Riset harian Samuel Sekuritas Indonesia yang dipublikasikan pagi ini, menyebut bahwa pelaku pasar masih mencermati ancaman Presiden AS Donald Trump terkait kenaikan tarif dagang, jika pihak China tidak menyetujui kesepakatan dagang fase satu antara dua negara tersebut.
Dijelaskan pula bahwa, di sisi lain, investor juga sedang menanti rilis dari risalah Rapat FOMC yang dapat membantu investor menerka arah kebijakan The Fed ke depan. Selain itu, pada hari Kamis juga akan dirilis data klaim pengangguran yang diperkirakan akan turun.

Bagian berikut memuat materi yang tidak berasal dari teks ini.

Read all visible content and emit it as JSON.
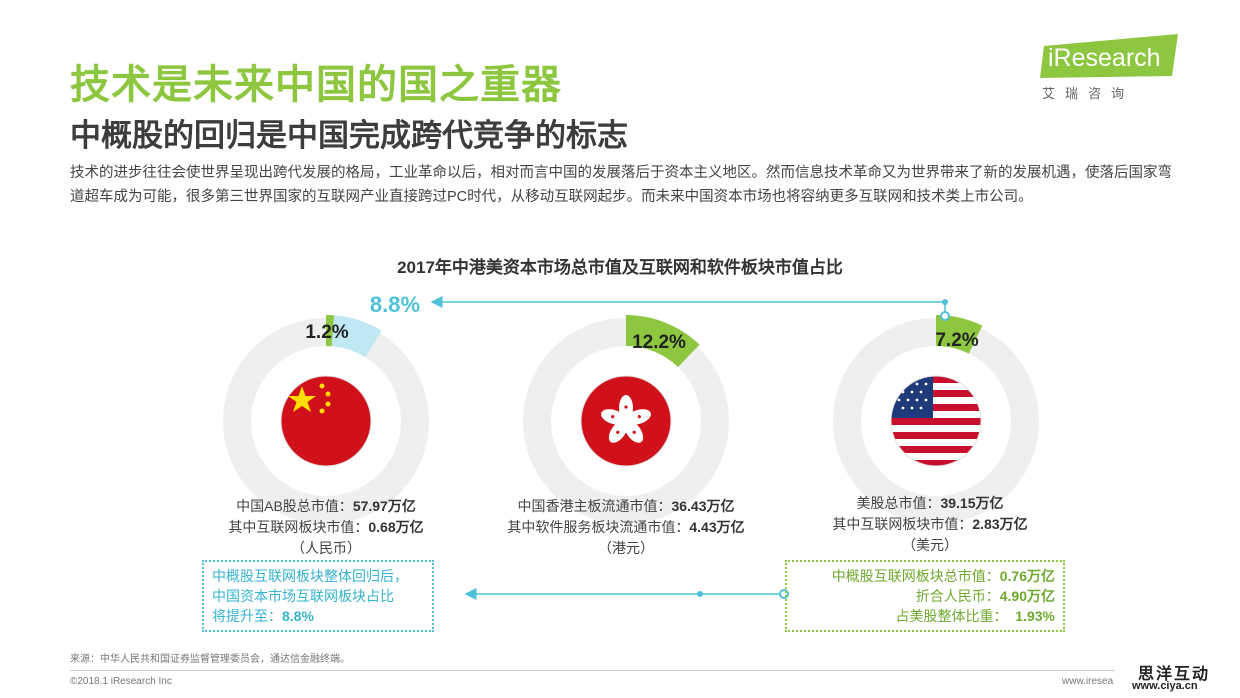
{
  "header": {
    "title": "技术是未来中国的国之重器",
    "subtitle": "中概股的回归是中国完成跨代竞争的标志",
    "intro": "技术的进步往往会使世界呈现出跨代发展的格局，工业革命以后，相对而言中国的发展落后于资本主义地区。然而信息技术革命又为世界带来了新的发展机遇，使落后国家弯道超车成为可能，很多第三世界国家的互联网产业直接跨过PC时代，从移动互联网起步。而未来中国资本市场也将容纳更多互联网和技术类上市公司。"
  },
  "logo": {
    "brand": "iResearch",
    "sub": "艾瑞咨询"
  },
  "colors": {
    "green": "#8dc63f",
    "cyan": "#4fc1d9",
    "ring_bg": "#efefef",
    "flag_red": "#d0101b"
  },
  "chart_data": {
    "type": "pie",
    "title": "2017年中港美资本市场总市值及互联网和软件板块市值占比",
    "series": [
      {
        "market": "china",
        "icon": "china-flag-icon",
        "share_pct": 1.2,
        "share_label": "1.2%",
        "projected_pct": 8.8,
        "projected_label": "8.8%",
        "stats": [
          {
            "label": "中国AB股总市值：",
            "value": "57.97万亿"
          },
          {
            "label": "其中互联网板块市值：",
            "value": "0.68万亿"
          }
        ],
        "unit": "（人民币）"
      },
      {
        "market": "hongkong",
        "icon": "hongkong-flag-icon",
        "share_pct": 12.2,
        "share_label": "12.2%",
        "stats": [
          {
            "label": "中国香港主板流通市值：",
            "value": "36.43万亿"
          },
          {
            "label": "其中软件服务板块流通市值：",
            "value": "4.43万亿"
          }
        ],
        "unit": "（港元）"
      },
      {
        "market": "us",
        "icon": "us-flag-icon",
        "share_pct": 7.2,
        "share_label": "7.2%",
        "stats": [
          {
            "label": "美股总市值：",
            "value": "39.15万亿"
          },
          {
            "label": "其中互联网板块市值：",
            "value": "2.83万亿"
          }
        ],
        "unit": "（美元）"
      }
    ]
  },
  "callouts": {
    "left": {
      "line1": "中概股互联网板块整体回归后，",
      "line2": "中国资本市场互联网板块占比",
      "line3_label": "将提升至：",
      "line3_value": "8.8%"
    },
    "right": {
      "rows": [
        {
          "label": "中概股互联网板块总市值：",
          "value": "0.76万亿"
        },
        {
          "label": "折合人民币：",
          "value": "4.90万亿"
        },
        {
          "label": "占美股整体比重：",
          "value": "1.93%"
        }
      ]
    }
  },
  "footer": {
    "source": "来源：中华人民共和国证券监督管理委员会，通达信金融终端。",
    "copyright": "©2018.1 iResearch Inc",
    "site": "www.iresea",
    "watermark_cn": "思洋互动",
    "watermark_url": "www.ciya.cn"
  }
}
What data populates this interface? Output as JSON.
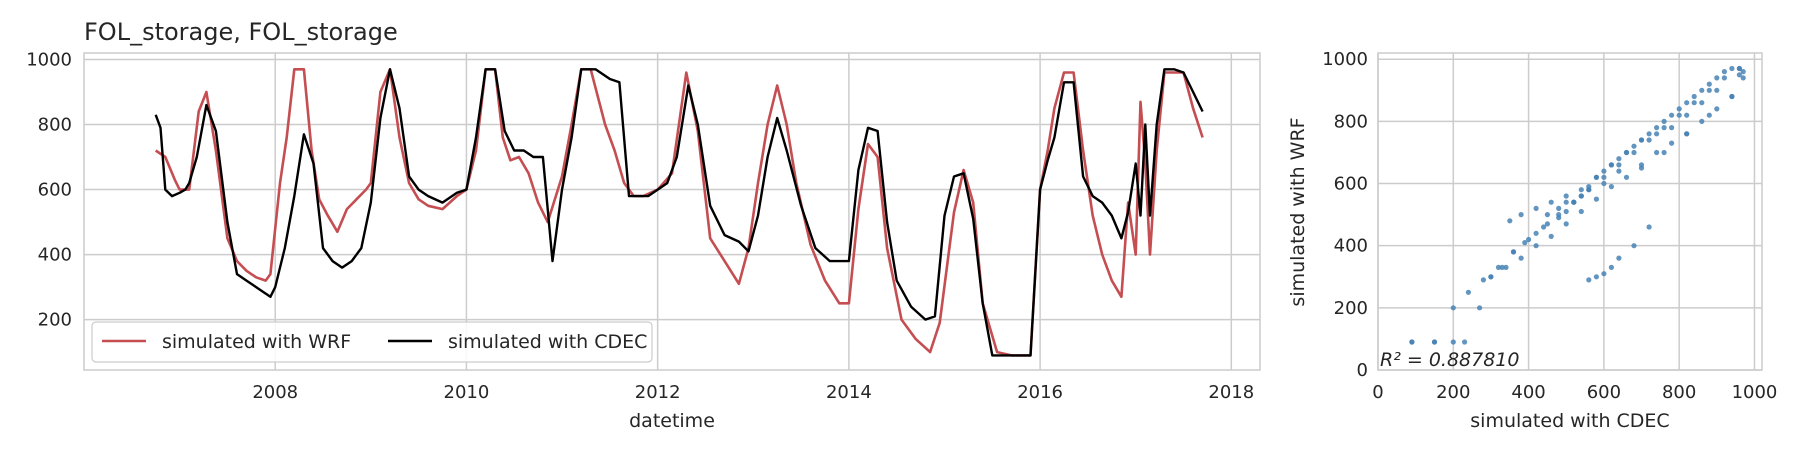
{
  "chart_data": [
    {
      "type": "line",
      "title": "FOL_storage, FOL_storage",
      "xlabel": "datetime",
      "ylabel": "",
      "xlim": [
        2006.0,
        2018.3
      ],
      "ylim": [
        45,
        1020
      ],
      "x_ticks": [
        2008,
        2010,
        2012,
        2014,
        2016,
        2018
      ],
      "y_ticks": [
        200,
        400,
        600,
        800,
        1000
      ],
      "grid": true,
      "legend": "lower-left",
      "series": [
        {
          "name": "simulated with WRF",
          "color": "#c44e52",
          "x": [
            2006.75,
            2006.85,
            2006.95,
            2007.0,
            2007.1,
            2007.2,
            2007.28,
            2007.38,
            2007.5,
            2007.6,
            2007.7,
            2007.8,
            2007.9,
            2007.95,
            2008.0,
            2008.05,
            2008.12,
            2008.2,
            2008.3,
            2008.38,
            2008.46,
            2008.55,
            2008.65,
            2008.75,
            2008.85,
            2008.95,
            2009.0,
            2009.1,
            2009.2,
            2009.3,
            2009.4,
            2009.5,
            2009.6,
            2009.75,
            2009.9,
            2010.0,
            2010.1,
            2010.2,
            2010.3,
            2010.38,
            2010.46,
            2010.55,
            2010.65,
            2010.75,
            2010.85,
            2011.0,
            2011.1,
            2011.2,
            2011.3,
            2011.45,
            2011.55,
            2011.65,
            2011.75,
            2011.85,
            2012.0,
            2012.15,
            2012.3,
            2012.42,
            2012.55,
            2012.7,
            2012.85,
            2012.95,
            2013.05,
            2013.15,
            2013.25,
            2013.35,
            2013.45,
            2013.6,
            2013.75,
            2013.9,
            2014.0,
            2014.1,
            2014.2,
            2014.3,
            2014.4,
            2014.55,
            2014.7,
            2014.85,
            2014.95,
            2015.1,
            2015.2,
            2015.3,
            2015.4,
            2015.55,
            2015.7,
            2015.8,
            2015.9,
            2016.0,
            2016.08,
            2016.15,
            2016.25,
            2016.35,
            2016.45,
            2016.55,
            2016.65,
            2016.75,
            2016.85,
            2016.92,
            2017.0,
            2017.05,
            2017.1,
            2017.15,
            2017.22,
            2017.3,
            2017.4,
            2017.5,
            2017.6,
            2017.7
          ],
          "values": [
            720,
            700,
            630,
            600,
            600,
            840,
            900,
            720,
            450,
            380,
            350,
            330,
            320,
            340,
            480,
            620,
            760,
            970,
            970,
            720,
            570,
            520,
            470,
            540,
            570,
            600,
            620,
            900,
            970,
            760,
            620,
            570,
            550,
            540,
            580,
            600,
            720,
            970,
            970,
            760,
            690,
            700,
            650,
            560,
            500,
            640,
            800,
            970,
            970,
            800,
            720,
            620,
            580,
            580,
            600,
            650,
            960,
            780,
            450,
            380,
            310,
            420,
            620,
            800,
            920,
            800,
            620,
            430,
            320,
            250,
            250,
            540,
            740,
            700,
            420,
            200,
            140,
            100,
            190,
            530,
            660,
            560,
            250,
            100,
            90,
            90,
            90,
            600,
            720,
            850,
            960,
            960,
            720,
            520,
            400,
            320,
            270,
            560,
            400,
            870,
            680,
            400,
            720,
            960,
            960,
            960,
            850,
            760
          ]
        },
        {
          "name": "simulated with CDEC",
          "color": "#000000",
          "x": [
            2006.75,
            2006.8,
            2006.85,
            2006.92,
            2007.0,
            2007.06,
            2007.1,
            2007.18,
            2007.28,
            2007.38,
            2007.5,
            2007.6,
            2007.7,
            2007.8,
            2007.9,
            2007.95,
            2008.0,
            2008.1,
            2008.2,
            2008.3,
            2008.4,
            2008.5,
            2008.6,
            2008.7,
            2008.8,
            2008.9,
            2009.0,
            2009.1,
            2009.2,
            2009.3,
            2009.4,
            2009.5,
            2009.6,
            2009.75,
            2009.9,
            2010.0,
            2010.1,
            2010.2,
            2010.3,
            2010.4,
            2010.5,
            2010.6,
            2010.7,
            2010.8,
            2010.9,
            2011.0,
            2011.1,
            2011.2,
            2011.35,
            2011.5,
            2011.6,
            2011.7,
            2011.8,
            2011.9,
            2012.0,
            2012.1,
            2012.2,
            2012.32,
            2012.42,
            2012.55,
            2012.7,
            2012.85,
            2012.95,
            2013.05,
            2013.15,
            2013.25,
            2013.35,
            2013.5,
            2013.65,
            2013.8,
            2013.9,
            2014.0,
            2014.1,
            2014.2,
            2014.3,
            2014.4,
            2014.5,
            2014.65,
            2014.8,
            2014.9,
            2015.0,
            2015.1,
            2015.2,
            2015.3,
            2015.4,
            2015.5,
            2015.6,
            2015.7,
            2015.8,
            2015.9,
            2016.0,
            2016.08,
            2016.15,
            2016.25,
            2016.35,
            2016.45,
            2016.55,
            2016.65,
            2016.75,
            2016.85,
            2016.92,
            2017.0,
            2017.05,
            2017.1,
            2017.15,
            2017.22,
            2017.3,
            2017.4,
            2017.5,
            2017.6,
            2017.7
          ],
          "values": [
            830,
            790,
            600,
            580,
            590,
            600,
            620,
            700,
            860,
            780,
            500,
            340,
            320,
            300,
            280,
            270,
            300,
            420,
            580,
            770,
            680,
            420,
            380,
            360,
            380,
            420,
            560,
            820,
            970,
            850,
            640,
            600,
            580,
            560,
            590,
            600,
            760,
            970,
            970,
            780,
            720,
            720,
            700,
            700,
            380,
            600,
            760,
            970,
            970,
            940,
            930,
            580,
            580,
            580,
            600,
            620,
            700,
            920,
            800,
            550,
            460,
            440,
            410,
            520,
            700,
            820,
            720,
            550,
            420,
            380,
            380,
            380,
            660,
            790,
            780,
            500,
            320,
            240,
            200,
            210,
            520,
            640,
            650,
            510,
            250,
            90,
            90,
            90,
            90,
            90,
            600,
            690,
            760,
            930,
            930,
            640,
            580,
            560,
            520,
            450,
            530,
            680,
            520,
            800,
            520,
            800,
            970,
            970,
            960,
            900,
            840
          ]
        }
      ]
    },
    {
      "type": "scatter",
      "title": "",
      "xlabel": "simulated with CDEC",
      "ylabel": "simulated with WRF",
      "xlim": [
        0,
        1020
      ],
      "ylim": [
        0,
        1020
      ],
      "x_ticks": [
        0,
        200,
        400,
        600,
        800,
        1000
      ],
      "y_ticks": [
        0,
        200,
        400,
        600,
        800,
        1000
      ],
      "grid": true,
      "color": "#4682b4",
      "annotation": "R² = 0.887810",
      "x": [
        90,
        150,
        200,
        230,
        270,
        300,
        330,
        360,
        390,
        420,
        450,
        480,
        500,
        520,
        540,
        560,
        580,
        600,
        620,
        640,
        660,
        680,
        700,
        720,
        740,
        760,
        780,
        800,
        820,
        840,
        860,
        880,
        900,
        920,
        940,
        960,
        970,
        90,
        150,
        200,
        240,
        280,
        320,
        360,
        400,
        440,
        480,
        520,
        560,
        600,
        640,
        680,
        720,
        760,
        800,
        840,
        880,
        920,
        960,
        300,
        340,
        380,
        420,
        460,
        500,
        540,
        580,
        620,
        660,
        700,
        740,
        780,
        820,
        860,
        900,
        940,
        560,
        580,
        600,
        620,
        640,
        680,
        720,
        540,
        500,
        460,
        420,
        380,
        350,
        600,
        640,
        560,
        520,
        480,
        450,
        700,
        760,
        820,
        880,
        940,
        970,
        960,
        900,
        860,
        820,
        780,
        740,
        700,
        660,
        620,
        580,
        540,
        500
      ],
      "y": [
        90,
        90,
        90,
        90,
        200,
        300,
        330,
        380,
        410,
        440,
        470,
        490,
        510,
        540,
        560,
        590,
        620,
        640,
        660,
        680,
        700,
        720,
        740,
        760,
        780,
        800,
        820,
        840,
        860,
        880,
        900,
        920,
        940,
        960,
        970,
        970,
        960,
        90,
        90,
        200,
        250,
        290,
        330,
        380,
        420,
        460,
        500,
        540,
        580,
        620,
        660,
        700,
        740,
        780,
        820,
        860,
        900,
        940,
        970,
        300,
        330,
        360,
        400,
        430,
        470,
        510,
        550,
        590,
        620,
        660,
        700,
        730,
        760,
        800,
        840,
        880,
        290,
        300,
        310,
        330,
        360,
        400,
        460,
        560,
        560,
        540,
        520,
        500,
        480,
        600,
        640,
        580,
        540,
        520,
        500,
        650,
        700,
        760,
        820,
        880,
        940,
        950,
        900,
        860,
        820,
        780,
        760,
        740,
        700,
        660,
        620,
        580,
        540
      ]
    }
  ]
}
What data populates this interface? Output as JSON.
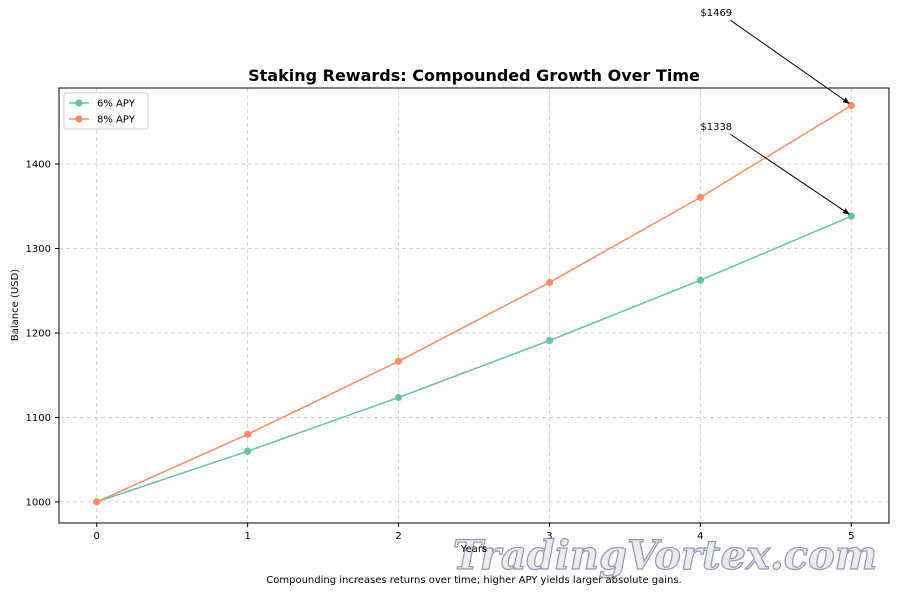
{
  "chart_data": {
    "type": "line",
    "title": "Staking Rewards: Compounded Growth Over Time",
    "xlabel": "Years",
    "ylabel": "Balance (USD)",
    "x": [
      0,
      1,
      2,
      3,
      4,
      5
    ],
    "xlim": [
      -0.25,
      5.25
    ],
    "ylim": [
      975,
      1490
    ],
    "xticks": [
      0,
      1,
      2,
      3,
      4,
      5
    ],
    "yticks": [
      1000,
      1100,
      1200,
      1300,
      1400
    ],
    "grid": true,
    "legend_position": "top-left",
    "series": [
      {
        "name": "6% APY",
        "color": "#66c2a5",
        "values": [
          1000,
          1060,
          1123.6,
          1191.0,
          1262.5,
          1338.2
        ]
      },
      {
        "name": "8% APY",
        "color": "#fc8d62",
        "values": [
          1000,
          1080,
          1166.4,
          1259.7,
          1360.5,
          1469.3
        ]
      }
    ],
    "annotations": [
      {
        "text": "$1469",
        "x": 5,
        "y": 1469.3,
        "text_x": 4.0,
        "text_y": 1575
      },
      {
        "text": "$1338",
        "x": 5,
        "y": 1338.2,
        "text_x": 4.0,
        "text_y": 1440
      }
    ],
    "caption": "Compounding increases returns over time; higher APY yields larger absolute gains."
  },
  "watermark": {
    "text": "TradingVortex.com"
  }
}
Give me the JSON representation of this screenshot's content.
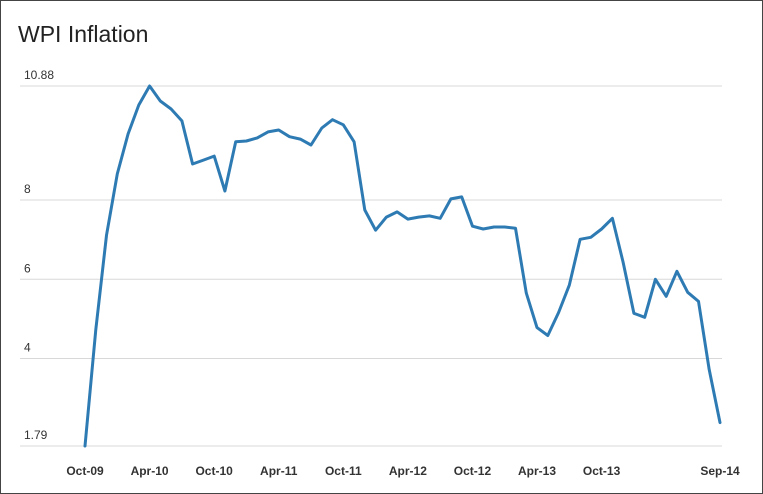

Riset itu juga memaparkan bahwa IHSG (Indeks Harga Saham Gabungan) di Bursa Efek Indonesia (BEI) diperkirakan akan cenderung flat hari ini. Karena menanti arah kebijakan suku bunga BI yang akan diumumkan hari ini.
Dijelaskan, ekonom Samuel Sekuritas Indonesia memprediksi bahwa BI akan sekali lagi menurunkan suku bunga acuan, di sisa tahun 2019 ini.